The researchers implanted diffuse large B-cell lymphoma (DLBCL) tumors into immunocompetent mice. They then fed the mice one of five diets: ketogenic, high fiber, high fat, high protein, high cholesterol, and a control diet. Next, they treated the mice with CAR T-cell cells. The mice that received a ketogenic diet showed improved tumor control and overall survival compared with the other tested diets. As the researchers had expected, BHB was significantly higher in the ketogenic mice.

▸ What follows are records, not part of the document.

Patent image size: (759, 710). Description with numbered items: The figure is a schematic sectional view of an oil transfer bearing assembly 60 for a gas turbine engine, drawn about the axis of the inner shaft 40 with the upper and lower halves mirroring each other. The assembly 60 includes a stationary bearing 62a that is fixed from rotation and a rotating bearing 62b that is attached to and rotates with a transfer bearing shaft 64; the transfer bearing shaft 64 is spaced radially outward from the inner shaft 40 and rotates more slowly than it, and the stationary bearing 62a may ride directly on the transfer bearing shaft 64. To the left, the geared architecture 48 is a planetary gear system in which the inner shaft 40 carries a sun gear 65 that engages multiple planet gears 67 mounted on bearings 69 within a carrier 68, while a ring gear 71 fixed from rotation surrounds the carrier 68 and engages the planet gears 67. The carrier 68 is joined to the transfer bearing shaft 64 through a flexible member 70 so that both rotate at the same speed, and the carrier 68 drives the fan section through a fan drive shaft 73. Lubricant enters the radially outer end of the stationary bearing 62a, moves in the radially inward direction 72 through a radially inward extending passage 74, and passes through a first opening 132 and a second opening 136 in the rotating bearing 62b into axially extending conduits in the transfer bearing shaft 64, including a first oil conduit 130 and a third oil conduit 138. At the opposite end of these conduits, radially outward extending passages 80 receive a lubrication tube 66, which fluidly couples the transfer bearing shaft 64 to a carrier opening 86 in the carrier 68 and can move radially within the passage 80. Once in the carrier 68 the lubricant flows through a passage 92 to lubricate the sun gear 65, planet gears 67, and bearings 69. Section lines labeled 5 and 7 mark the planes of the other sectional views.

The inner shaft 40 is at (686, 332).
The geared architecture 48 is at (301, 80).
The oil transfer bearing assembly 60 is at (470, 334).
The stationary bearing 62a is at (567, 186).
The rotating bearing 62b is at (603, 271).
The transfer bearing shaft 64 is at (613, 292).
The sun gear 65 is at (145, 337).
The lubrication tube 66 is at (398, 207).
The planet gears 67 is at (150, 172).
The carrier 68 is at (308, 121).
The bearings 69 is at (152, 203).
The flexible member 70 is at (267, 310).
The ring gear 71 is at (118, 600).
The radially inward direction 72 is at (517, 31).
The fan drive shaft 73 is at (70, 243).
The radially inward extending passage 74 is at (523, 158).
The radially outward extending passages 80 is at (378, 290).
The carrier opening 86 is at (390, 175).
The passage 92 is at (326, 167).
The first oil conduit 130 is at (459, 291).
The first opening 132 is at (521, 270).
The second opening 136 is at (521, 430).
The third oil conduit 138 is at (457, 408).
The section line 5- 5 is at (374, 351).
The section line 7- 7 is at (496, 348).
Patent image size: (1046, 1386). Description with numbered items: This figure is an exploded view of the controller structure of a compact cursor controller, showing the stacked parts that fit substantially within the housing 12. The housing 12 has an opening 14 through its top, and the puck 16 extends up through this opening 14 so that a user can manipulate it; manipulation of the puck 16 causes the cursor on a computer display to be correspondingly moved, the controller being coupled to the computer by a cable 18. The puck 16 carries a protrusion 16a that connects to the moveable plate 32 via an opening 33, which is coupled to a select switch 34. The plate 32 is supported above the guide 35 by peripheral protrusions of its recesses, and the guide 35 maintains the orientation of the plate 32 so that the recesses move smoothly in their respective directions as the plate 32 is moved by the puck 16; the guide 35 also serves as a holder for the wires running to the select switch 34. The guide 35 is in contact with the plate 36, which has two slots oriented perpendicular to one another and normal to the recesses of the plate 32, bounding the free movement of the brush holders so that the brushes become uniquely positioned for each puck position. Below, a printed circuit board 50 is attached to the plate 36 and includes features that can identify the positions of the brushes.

“Since effector T cells can utilize BHB to fuel the citric acid cycle, we hypothesized that BHB can serve as a more efficient energy source than glucose for active CAR T cells, leading to more pronounced effector responses,” they wrote. Therefore, they tested the effects of BHB alone on several mouse cancer models.
In mice with DLBCL tumors, those receiving oral BHB demonstrated better tumor control than controls (complete response [CR] in 6 of 7 versus 1 of 7). BHB-treated mice also had higher peripheral CAR T-cell expansion and higher levels of serum effector cytokines. In addition, the results showed better tumor control for pancreatic cancer and B-cell acute lymphoblastic leukemia.
The authors reported that BHB serum concentration was positively correlated with CAR T-cell expansion. “The key mechanism involves the enhancement of the citric acid cycle and histone modifications during CAR T-cell activation,” the authors concluded.
https://ash.confex.com/ash/2024/webprogram/Paper208913.html
Reference
Liu S, Guruprasad P, Han K, et al. Ketogenic diet enhances CAR T cell antitumor function via β-hydroxybutyrate. Abstract #4. Presented at the 66th American Society of Hematology Annual Meeting and Exposition; December 7–10, 2024; San Diego, California.